Check out the history of Colorado’s fires and you’ll see that my daddy wasn’t exaggerating: The fires are far worse now. Until 1950, Colorado fires were little affairs—300 acres, 135 acres, at most 2,000 acres burned. In 1950, Colorado’s Cheyenne Mountain Fire, up until then the biggest in Colorado history, burned 28,000 acres. The Hayman Fire of 2002 burned 137,760 acres and for years was known as Colorado’s biggest fire. Jump to 2020 and all of our notable fires require six digits now: the Cameron Peak Fire (208,664 acres burned, the largest in Colorado history); the Troublesome Gulch (193,812 acres burned); the Mullen Fire (176,878 acres burned). With each conflagration, firefighters and local residents are injured or killed. Homes and businesses and livelihoods are lost. Incalculable numbers of animals and butterflies and birds and snakes and wildflowers and shaded glens are annihilated.

In part, these huge infernos are caused by decades of bad fire management, which allowed a lot of trees to become fuel for super fires. But these fires also occur because the American West is drier and hotter than it has ever been in recorded history. And these hotter and drier conditions are connected to global climate change and the continued reckless exploitation of fossil fuels. There’s a clear human fingerprint to be found on these newly intensified fires: the fingerprints of the oil, coal, and gas corporations. For decades, the fossil fuel industry ridiculed climate science and in the process limited our energy choices and kept consumers captive in an unsustainable lifestyle, forcing us all to be emitters of carbon dioxide and other greenhouse gases. 

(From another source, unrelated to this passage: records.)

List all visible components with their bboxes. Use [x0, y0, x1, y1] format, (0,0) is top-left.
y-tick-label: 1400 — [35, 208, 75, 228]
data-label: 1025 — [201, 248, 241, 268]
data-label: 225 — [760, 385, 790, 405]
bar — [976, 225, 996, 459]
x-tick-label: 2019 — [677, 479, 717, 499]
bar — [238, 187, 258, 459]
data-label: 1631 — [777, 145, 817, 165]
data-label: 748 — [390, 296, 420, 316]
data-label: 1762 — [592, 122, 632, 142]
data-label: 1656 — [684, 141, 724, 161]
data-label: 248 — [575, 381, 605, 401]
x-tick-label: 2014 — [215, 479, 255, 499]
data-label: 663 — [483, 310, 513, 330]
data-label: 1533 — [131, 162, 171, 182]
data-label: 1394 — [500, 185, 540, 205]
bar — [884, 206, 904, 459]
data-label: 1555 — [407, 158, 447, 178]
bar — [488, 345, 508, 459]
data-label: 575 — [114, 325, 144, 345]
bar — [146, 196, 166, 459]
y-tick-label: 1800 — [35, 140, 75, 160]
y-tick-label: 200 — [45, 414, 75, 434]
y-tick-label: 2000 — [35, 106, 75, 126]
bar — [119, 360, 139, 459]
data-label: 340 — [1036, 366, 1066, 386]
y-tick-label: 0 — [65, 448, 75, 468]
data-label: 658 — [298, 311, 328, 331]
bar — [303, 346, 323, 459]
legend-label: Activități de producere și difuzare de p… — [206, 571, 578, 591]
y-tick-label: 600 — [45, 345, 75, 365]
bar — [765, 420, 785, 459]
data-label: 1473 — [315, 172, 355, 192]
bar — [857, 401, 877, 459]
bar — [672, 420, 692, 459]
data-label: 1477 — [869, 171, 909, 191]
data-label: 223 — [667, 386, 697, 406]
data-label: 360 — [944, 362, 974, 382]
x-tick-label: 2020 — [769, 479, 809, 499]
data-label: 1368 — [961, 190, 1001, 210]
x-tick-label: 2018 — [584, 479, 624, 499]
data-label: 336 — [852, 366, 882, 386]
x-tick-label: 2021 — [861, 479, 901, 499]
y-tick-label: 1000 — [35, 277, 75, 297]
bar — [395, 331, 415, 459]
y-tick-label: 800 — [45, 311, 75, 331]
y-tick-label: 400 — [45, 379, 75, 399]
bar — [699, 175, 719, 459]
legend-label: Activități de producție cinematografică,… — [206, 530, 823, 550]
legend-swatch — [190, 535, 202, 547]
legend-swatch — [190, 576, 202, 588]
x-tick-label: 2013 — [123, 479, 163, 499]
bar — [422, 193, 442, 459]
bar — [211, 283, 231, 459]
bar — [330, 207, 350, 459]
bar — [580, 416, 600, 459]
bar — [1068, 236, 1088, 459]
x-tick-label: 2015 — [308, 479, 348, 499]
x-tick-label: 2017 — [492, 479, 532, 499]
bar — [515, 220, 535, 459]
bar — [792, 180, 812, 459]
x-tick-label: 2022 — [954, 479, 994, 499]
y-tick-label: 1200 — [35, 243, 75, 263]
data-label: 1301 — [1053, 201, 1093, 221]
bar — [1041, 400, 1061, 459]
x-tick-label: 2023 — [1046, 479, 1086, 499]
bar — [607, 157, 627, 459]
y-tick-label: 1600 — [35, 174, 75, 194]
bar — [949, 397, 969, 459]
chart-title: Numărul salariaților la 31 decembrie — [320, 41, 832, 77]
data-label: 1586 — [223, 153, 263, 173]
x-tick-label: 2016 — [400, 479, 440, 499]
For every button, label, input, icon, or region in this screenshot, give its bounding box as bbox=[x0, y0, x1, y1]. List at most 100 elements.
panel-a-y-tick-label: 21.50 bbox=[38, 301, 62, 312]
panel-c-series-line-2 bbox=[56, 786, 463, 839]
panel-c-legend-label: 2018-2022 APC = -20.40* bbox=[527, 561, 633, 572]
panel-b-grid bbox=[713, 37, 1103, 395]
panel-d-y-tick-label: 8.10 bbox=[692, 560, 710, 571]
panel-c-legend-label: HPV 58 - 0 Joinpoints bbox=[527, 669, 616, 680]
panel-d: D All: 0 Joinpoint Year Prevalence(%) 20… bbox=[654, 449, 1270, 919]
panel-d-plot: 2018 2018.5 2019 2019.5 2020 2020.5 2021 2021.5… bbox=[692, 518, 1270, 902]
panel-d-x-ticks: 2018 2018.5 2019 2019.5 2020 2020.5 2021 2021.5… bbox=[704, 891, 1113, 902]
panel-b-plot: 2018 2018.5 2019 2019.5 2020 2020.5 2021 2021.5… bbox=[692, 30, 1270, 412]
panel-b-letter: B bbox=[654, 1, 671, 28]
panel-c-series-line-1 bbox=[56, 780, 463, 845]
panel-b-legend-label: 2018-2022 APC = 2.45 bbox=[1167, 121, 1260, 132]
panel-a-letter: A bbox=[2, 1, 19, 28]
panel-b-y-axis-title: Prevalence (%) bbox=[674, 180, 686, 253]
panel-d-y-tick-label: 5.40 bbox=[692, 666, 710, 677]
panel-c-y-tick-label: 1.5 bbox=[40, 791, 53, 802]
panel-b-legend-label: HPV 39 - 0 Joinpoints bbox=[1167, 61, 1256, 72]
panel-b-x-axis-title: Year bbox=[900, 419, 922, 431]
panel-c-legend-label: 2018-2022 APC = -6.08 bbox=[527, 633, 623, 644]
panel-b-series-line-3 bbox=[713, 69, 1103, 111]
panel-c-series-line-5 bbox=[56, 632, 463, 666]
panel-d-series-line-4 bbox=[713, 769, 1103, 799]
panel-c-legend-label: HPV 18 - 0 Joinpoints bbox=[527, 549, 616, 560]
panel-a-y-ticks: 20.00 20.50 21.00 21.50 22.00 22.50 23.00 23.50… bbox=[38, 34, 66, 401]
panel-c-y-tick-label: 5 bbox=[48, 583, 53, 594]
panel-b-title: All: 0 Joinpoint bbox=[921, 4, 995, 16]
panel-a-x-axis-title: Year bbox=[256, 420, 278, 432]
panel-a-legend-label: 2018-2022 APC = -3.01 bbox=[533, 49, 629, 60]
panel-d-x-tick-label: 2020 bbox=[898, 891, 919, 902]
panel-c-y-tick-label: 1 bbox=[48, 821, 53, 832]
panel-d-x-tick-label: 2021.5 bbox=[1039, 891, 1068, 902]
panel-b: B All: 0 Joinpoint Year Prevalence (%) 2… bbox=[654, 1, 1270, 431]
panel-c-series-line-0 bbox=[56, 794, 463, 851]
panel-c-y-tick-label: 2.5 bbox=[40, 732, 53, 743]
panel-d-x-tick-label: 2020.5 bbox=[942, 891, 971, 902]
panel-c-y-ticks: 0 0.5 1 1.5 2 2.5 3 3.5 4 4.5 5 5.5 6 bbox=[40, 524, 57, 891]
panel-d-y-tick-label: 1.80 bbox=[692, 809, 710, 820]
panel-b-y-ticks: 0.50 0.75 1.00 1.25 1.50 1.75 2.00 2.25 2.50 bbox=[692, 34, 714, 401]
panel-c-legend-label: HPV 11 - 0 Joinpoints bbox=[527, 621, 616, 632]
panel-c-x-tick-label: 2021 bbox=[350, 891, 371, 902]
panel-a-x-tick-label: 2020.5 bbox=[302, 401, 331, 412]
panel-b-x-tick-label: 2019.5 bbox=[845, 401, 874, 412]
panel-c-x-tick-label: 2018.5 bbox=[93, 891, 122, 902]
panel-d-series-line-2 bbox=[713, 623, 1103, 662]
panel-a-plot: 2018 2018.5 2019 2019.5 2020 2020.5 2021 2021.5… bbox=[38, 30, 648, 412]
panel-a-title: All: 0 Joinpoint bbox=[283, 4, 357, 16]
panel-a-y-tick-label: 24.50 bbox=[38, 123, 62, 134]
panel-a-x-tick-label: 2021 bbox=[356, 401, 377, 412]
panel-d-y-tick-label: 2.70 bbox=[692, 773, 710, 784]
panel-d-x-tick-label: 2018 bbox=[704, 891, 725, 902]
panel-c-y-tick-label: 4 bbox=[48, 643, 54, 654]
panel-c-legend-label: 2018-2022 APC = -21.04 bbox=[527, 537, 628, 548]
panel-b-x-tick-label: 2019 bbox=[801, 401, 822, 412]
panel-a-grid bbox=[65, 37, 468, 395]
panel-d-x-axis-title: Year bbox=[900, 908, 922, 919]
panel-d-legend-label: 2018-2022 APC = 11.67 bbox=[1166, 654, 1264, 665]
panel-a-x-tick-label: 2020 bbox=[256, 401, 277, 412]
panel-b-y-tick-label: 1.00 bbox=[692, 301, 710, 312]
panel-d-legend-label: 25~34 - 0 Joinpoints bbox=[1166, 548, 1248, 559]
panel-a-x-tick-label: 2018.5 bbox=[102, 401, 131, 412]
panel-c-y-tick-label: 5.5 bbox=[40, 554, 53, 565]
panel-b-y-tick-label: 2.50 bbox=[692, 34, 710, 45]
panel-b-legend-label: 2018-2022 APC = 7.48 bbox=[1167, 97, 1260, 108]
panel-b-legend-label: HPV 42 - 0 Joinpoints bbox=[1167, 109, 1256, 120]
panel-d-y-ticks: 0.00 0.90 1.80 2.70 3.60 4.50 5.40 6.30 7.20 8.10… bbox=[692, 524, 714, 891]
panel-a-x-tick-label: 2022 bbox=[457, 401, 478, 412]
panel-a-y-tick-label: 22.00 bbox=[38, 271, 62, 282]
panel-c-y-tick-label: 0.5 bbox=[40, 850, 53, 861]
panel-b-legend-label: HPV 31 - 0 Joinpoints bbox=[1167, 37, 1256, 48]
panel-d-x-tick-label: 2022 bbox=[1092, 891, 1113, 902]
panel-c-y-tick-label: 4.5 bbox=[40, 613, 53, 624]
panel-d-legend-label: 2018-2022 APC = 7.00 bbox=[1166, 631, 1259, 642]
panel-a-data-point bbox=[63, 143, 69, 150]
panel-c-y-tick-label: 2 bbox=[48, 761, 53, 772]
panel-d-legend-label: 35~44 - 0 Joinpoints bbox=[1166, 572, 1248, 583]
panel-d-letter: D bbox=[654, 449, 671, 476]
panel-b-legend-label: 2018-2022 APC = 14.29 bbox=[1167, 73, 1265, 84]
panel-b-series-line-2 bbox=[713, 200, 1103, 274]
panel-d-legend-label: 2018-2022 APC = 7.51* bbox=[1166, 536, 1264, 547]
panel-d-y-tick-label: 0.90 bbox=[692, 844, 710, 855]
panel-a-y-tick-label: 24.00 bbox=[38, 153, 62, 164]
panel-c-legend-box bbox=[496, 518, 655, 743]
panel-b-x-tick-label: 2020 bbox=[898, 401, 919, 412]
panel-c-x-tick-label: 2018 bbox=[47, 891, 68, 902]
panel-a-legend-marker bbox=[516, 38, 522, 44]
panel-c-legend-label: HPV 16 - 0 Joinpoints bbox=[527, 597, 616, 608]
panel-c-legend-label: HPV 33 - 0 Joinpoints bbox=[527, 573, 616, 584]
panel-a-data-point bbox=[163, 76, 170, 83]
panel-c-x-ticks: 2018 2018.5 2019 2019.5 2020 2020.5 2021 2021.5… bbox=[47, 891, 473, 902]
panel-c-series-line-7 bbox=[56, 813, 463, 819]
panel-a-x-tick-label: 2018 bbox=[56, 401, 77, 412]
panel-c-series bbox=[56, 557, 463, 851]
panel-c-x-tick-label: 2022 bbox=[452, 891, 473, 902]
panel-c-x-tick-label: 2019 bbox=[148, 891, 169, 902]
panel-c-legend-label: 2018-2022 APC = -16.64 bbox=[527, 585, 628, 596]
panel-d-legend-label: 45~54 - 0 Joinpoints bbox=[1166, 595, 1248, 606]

As a result, many of us Westerners now spend more of our summers inside, retreating from the heat and smoke. But wild animals have no “inside” to retreat to. Billions of animals died in early 2020 in Australia’s fires. Countless animals perish each year in fires across the American West. 

I feel angry each year now as the fire season begins, and I’m not the only one. We should be able to go outside—it’s a pretty natural thing to want to do. I also feel fear for our community. The city of Boulder has been largely spared so far from wildfires, but our mountain communities have been hit hard with hundreds of homes lost to fire in the surrounding county.

For at least part of this summer, Coloradans will again endure smoke-filled skies from fires in Montana, Wyoming, Arizona, California, depending on which way the wind blows. And as our Colorado forests burst into flames this summer, people in other states will have to endure the smoke of our fires. Colorado is part of a global trend, one which scientists have predicted for more than 50 years and which has been ignored by the fossil fuel industry for just as long

As anyone who lives in the West now knows all too well, the fires and the smoke make it nearly impossible to breathe. They have left us suffocating on the fossil fuel industry’s decades-long dismissal of scientific facts. This year, my household invested in electric heat pumps and a plug-in hybrid car—our way of doing our small part to tackle the root causes of the climate crisis and the intensifying fires. We spent a lot of money to do what the fossil fuel industry refuses to do: move on from oil, gas, and coal—the original sparks of the fires we now have to endure.